Linux (Debian-based, amd64) on GCE
go version go1.25.0
cloud.google.com/go/spanner v1.88.0
github.com/googleapis/go-sql-spanner v1.24.0

Code and Dependencies

This panic seems to occur when a transaction commit is aborted by Spanner (due to a conflict, for example) and the retry fails because the context passed into the transaction has been cancelled.

Expected behavior

When a transaction commit is aborted and the retry fails, an error should be returned.

Actual behavior

cloud.google.com/go/spanner panics as such:

  panic: runtime error: invalid memory address or nil pointer dereference
  [signal SIGSEGV: segmentation violation code=0x1 addr=0x10 pc=0x103318a]

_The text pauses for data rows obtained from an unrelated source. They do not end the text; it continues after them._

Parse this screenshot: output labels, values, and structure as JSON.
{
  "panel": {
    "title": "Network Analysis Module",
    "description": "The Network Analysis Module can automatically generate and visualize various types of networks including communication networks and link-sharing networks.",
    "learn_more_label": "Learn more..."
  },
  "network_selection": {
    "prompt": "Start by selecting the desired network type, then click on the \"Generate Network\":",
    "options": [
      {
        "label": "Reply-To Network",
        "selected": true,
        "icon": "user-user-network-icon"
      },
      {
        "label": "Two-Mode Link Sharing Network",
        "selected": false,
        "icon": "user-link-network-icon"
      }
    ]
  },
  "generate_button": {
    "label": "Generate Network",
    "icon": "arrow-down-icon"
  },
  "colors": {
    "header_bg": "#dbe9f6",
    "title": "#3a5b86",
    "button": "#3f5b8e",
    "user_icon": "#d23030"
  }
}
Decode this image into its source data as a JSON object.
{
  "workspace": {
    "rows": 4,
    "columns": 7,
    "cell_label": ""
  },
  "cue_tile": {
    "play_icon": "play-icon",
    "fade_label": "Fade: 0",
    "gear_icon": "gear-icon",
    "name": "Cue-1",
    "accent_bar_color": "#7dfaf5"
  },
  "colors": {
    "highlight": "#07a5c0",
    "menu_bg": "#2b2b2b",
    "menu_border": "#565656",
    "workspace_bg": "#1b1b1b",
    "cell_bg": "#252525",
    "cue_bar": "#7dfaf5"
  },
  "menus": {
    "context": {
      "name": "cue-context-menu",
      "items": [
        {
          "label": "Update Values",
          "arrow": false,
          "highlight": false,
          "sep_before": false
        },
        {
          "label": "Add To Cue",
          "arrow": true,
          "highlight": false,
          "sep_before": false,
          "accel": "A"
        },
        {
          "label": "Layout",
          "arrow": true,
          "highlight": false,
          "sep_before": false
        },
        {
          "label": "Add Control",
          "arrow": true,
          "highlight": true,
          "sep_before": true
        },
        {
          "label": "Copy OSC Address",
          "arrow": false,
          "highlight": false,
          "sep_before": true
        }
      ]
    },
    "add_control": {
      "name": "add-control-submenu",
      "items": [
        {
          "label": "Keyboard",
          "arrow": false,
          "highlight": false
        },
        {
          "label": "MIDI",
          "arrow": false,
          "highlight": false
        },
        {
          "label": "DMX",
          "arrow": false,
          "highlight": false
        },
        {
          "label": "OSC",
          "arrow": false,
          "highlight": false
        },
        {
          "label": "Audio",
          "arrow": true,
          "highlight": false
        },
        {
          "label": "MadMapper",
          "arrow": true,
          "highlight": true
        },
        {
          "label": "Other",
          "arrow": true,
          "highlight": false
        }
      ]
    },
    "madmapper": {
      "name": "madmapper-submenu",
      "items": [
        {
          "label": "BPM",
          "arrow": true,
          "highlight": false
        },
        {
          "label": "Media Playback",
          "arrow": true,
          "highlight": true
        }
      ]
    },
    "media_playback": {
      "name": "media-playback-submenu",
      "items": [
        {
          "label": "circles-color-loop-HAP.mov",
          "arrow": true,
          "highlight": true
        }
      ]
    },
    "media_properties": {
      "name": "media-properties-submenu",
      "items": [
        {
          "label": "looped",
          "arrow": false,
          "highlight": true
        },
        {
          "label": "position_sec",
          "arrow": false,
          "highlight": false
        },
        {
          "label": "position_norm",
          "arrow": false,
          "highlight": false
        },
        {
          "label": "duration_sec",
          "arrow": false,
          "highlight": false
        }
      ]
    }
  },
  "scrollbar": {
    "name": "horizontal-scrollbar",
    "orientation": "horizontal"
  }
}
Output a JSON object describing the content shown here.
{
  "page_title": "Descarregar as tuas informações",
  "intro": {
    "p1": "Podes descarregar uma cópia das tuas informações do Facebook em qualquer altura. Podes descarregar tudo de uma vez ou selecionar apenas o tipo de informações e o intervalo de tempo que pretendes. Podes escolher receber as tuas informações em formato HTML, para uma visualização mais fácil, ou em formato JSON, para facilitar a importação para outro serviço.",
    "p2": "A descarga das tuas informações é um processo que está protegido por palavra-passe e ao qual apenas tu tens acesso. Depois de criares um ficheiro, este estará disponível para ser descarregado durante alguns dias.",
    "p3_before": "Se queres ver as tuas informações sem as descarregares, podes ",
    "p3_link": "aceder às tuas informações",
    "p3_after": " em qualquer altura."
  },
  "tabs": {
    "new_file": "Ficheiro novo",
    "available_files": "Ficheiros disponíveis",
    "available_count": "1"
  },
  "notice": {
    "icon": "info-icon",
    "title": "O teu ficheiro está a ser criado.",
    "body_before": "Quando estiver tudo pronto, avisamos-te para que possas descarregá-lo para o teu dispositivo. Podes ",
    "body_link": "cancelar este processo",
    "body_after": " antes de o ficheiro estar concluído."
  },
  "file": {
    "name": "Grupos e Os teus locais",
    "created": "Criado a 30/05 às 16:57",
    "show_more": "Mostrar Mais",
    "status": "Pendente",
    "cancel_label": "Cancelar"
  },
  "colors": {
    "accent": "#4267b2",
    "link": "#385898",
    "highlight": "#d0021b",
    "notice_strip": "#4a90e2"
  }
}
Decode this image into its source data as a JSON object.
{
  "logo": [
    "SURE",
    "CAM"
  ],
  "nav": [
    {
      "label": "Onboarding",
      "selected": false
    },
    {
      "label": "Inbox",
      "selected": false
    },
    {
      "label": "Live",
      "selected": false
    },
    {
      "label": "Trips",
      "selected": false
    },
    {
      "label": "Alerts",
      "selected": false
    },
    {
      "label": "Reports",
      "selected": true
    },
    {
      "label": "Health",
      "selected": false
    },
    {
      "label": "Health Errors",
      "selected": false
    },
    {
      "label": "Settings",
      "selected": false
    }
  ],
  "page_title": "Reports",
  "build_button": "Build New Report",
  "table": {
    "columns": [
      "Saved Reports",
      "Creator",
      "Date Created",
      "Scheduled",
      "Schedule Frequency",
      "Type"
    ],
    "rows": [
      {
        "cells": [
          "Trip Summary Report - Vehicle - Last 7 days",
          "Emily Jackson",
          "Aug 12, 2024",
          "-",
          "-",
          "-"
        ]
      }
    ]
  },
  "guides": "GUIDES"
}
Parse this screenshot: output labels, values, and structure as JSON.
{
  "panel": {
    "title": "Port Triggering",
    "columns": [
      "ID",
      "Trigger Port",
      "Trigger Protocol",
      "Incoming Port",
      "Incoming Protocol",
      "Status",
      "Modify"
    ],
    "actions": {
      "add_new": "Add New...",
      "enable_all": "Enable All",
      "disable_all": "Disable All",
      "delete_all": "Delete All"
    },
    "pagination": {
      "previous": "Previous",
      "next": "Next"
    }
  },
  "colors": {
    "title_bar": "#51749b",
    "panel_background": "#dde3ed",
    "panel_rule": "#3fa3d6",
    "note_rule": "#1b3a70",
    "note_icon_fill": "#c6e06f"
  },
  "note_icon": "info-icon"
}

  goroutine 3024 [running]:
  sync/atomic.(*Int32).Add(...)
      /usr/local/go/src/sync/atomic/type.go:94
  sync.(*RWMutex).RLock(...)
      /usr/local/go/src/sync/rwmutex.go:72
  cloud.google.com/go/spanner.(*sessionHandle).getID(0x10468d5?)
      .../cloud.google.com/go/spanner@v1.88.0/session.go:108 +0x2a
  cloud.google.com/go/spanner.(*ReadWriteTransaction).rollback(0x1c04b179f340, {0x1f61a58, 0x3351180})
      .../cloud.google.com/go/spanner@v1.88.0/transaction.go:1940 +0xbf
  cloud.google.com/go/spanner.(*ReadWriteStmtBasedTransaction).Rollback(0x1c04b179f340, {0x1f61a58?, 0x3351180?})
      .../cloud.google.com/go/spanner@v1.88.0/transaction.go:2156 +0x25
  github.com/googleapis/go-sql-spanner.(*readWriteTransaction).rollback(0x1c04cd640380)
      .../github.com/googleapis/go-sql-spanner@v1.24.0/transaction.go:609 +0x32
  github.com/googleapis/go-sql-spanner.(*readWriteTransaction).Rollback(0x1c04cd640380)
      .../github.com/googleapis/go-sql-spanner@v1.24.0/transaction.go:602 +0xc5
  github.com/googleapis/go-sql-spanner.(*delegatingTransaction).Rollback(0x0?)
      .../github.com/googleapis/go-sql-spanner@v1.24.0/transaction.go:159 +0x22
  github.com/googleapis/go-sql-spanner.(*conn).Rollback(0x0?, {0x0?, 0x0?})
      .../github.com/googleapis/go-sql-spanner@v1.24.0/conn.go:1757 +0x1c
  github.com/googleapis/go-sql-spanner.(*conn).Close(0x1c04cd604680)
      .../github.com/googleapis/go-sql-spanner@v1.24.0/conn.go:1368 +0x2d
  database/sql.(*driverConn).finalClose.func2()
      /usr/local/go/src/database/sql/sql.go:695 +0x32
  database/sql.withLock({0x1f584b0, 0x1c04cd640280}, 0x1c04cc3cb950)
      /usr/local/go/src/database/sql/sql.go:3572 +0x71
  database/sql.(*driverConn).finalClose(0x1c04cd640280)
      /usr/local/go/src/database/sql/sql.go:693 +0xe5
  database/sql.(*driverConn).Close(0x1c04cd640280)
      /usr/local/go/src/database/sql/sql.go:674 +0x138
  database/sql.(*DB).putConn(0x1c04a1fa21a0, 0x1c04cd640280, {0x0, 0x0}, 0x1)
      /usr/local/go/src/database/sql/sql.go:1518 +0x333
  database/sql.(*driverConn).releaseConn(...)
      /usr/local/go/src/database/sql/sql.go:578
  database/sql.(*Conn).close(0x1c04cc3cbaa8?, {0x0, 0x0})
      /usr/local/go/src/database/sql/sql.go:2141 +0xc5
  database/sql.(*Conn).Close(...)
      /usr/local/go/src/database/sql/sql.go:2153
  github.com/googleapis/go-sql-spanner.runTransactionWithOptions.func1()
      .../github.com/googleapis/go-sql-spanner@v1.24.0/driver.go:1122 +0x1c
  github.com/googleapis/go-sql-spanner.runTransactionWithOptions(...)
      .../github.com/googleapis/go-sql-spanner@v1.24.0/driver.go:1194 +0x42c

Additional context

It seems like the issue is that t.sh can be nil in the following check:

sid, client := t.sh.getID(), t.sh.getClient()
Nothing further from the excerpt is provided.